Specifies a ColumnExpression of a column or a literal representing an
independent variable for the regression.
An independent variable is a treatment: something that is varied under
your control to test the behavior of another variable.
Format for the argument: '<dataframe>.<dataframe_column>.expression'.
NOTE:
Function accepts positional arguments only.
EXAMPLES:
# Load the data to run the example.
>>> load_example_data("dataframe", "admissions_train")
>>>
# Create a DataFrame on 'admissions_train' table.
>>> admissions_train = DataFrame("admissions_train")
>>> admissions_train
masters gpa stats programming admitted
id
22 yes 3.46 Novice Beginner 0
36 no 3.00 Advanced Novice 0
15 yes 4.00 Advanced Advanced 1
38 yes 2.65 Advanced Beginner 1
5 no 3.44 Novice Novice 0
17 no 3.83 Advanced Advanced 1
34 yes 3.85 Advanced Beginner 0
13 no 4.00 Advanced Novice 1
26 yes 3.57 Advanced Advanced 1
19 yes 1.98 Advanced Advanced 0
>>>
# Example 1: Calculate the mean of the "gpa" column (independent variable) with
# respect to values in "admitted" column (dependent variable).
# Import func from sqlalchemy to execute regr_avgx function.
>>> from sqlalchemy import func
# Create a sqlalchemy Function object.
>>> regr_avgx_func_ = func.regr_avgx(admissions_train.admitted.expression, admissions_train.gpa.expression)
>>>
# Pass the Function object as input to DataFrame.assign().

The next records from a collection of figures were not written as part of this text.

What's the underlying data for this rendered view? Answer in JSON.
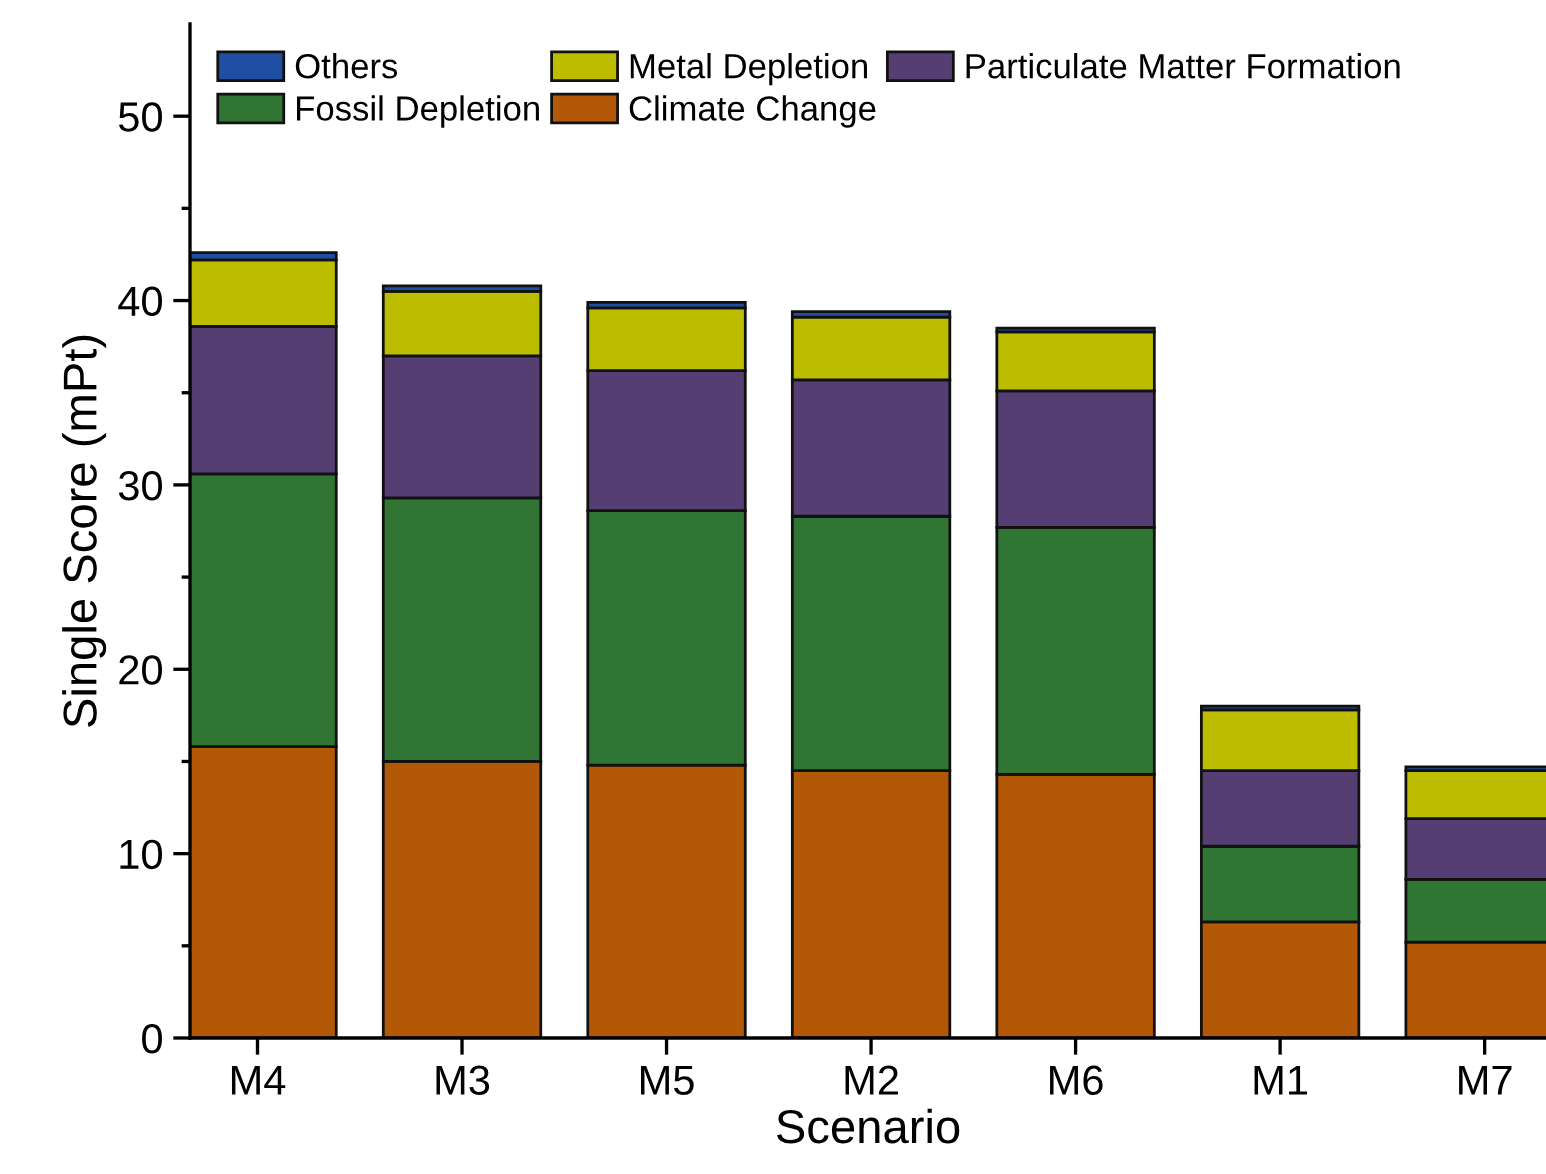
{
  "chart_data": {
    "type": "bar",
    "stacked": true,
    "xlabel": "Scenario",
    "ylabel": "Single Score (mPt)",
    "categories": [
      "M4",
      "M3",
      "M5",
      "M2",
      "M6",
      "M1",
      "M7"
    ],
    "series": [
      {
        "name": "Climate Change",
        "color": "#b35806",
        "values": [
          15.8,
          15.0,
          14.8,
          14.5,
          14.3,
          6.3,
          5.2
        ]
      },
      {
        "name": "Fossil Depletion",
        "color": "#307533",
        "values": [
          14.8,
          14.3,
          13.8,
          13.8,
          13.4,
          4.1,
          3.4
        ]
      },
      {
        "name": "Particulate Matter Formation",
        "color": "#553e72",
        "values": [
          8.0,
          7.7,
          7.6,
          7.4,
          7.4,
          4.1,
          3.3
        ]
      },
      {
        "name": "Metal Depletion",
        "color": "#bdbd00",
        "values": [
          3.6,
          3.5,
          3.4,
          3.4,
          3.2,
          3.3,
          2.6
        ]
      },
      {
        "name": "Others",
        "color": "#1f4ea3",
        "values": [
          0.4,
          0.3,
          0.3,
          0.3,
          0.2,
          0.2,
          0.2
        ]
      }
    ],
    "ylim": [
      0,
      55
    ],
    "yticks": [
      0,
      {
        "value": 5,
        "label": null
      },
      10,
      {
        "value": 15,
        "label": null
      },
      20,
      {
        "value": 25,
        "label": null
      },
      30,
      {
        "value": 35,
        "label": null
      },
      40,
      {
        "value": 45,
        "label": null
      },
      50
    ],
    "grid": false,
    "legend": "top left"
  }
}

>>> df = admissions_train.assign(True, regr_avgx_=regr_avgx_func_)
>>> print(df)
regr_avgx_
0 3.54175
>>>
# Example 2: Calculate the mean of the "gpa" column (independent variable) with
# respect to values in "admitted" column (dependent variable) for each
# level of programming.
# Note:
# When assign() is run after DataFrame.groupby(), the function ignores
# the "drop_columns" argument.
>>> admissions_train.groupby("programming").assign(regr_avgx_=regr_avgx_func_)
programming regr_avgx_
0 Beginner 3.660000
1 Advanced 3.615625
2 Novice 3.294545
>>>
|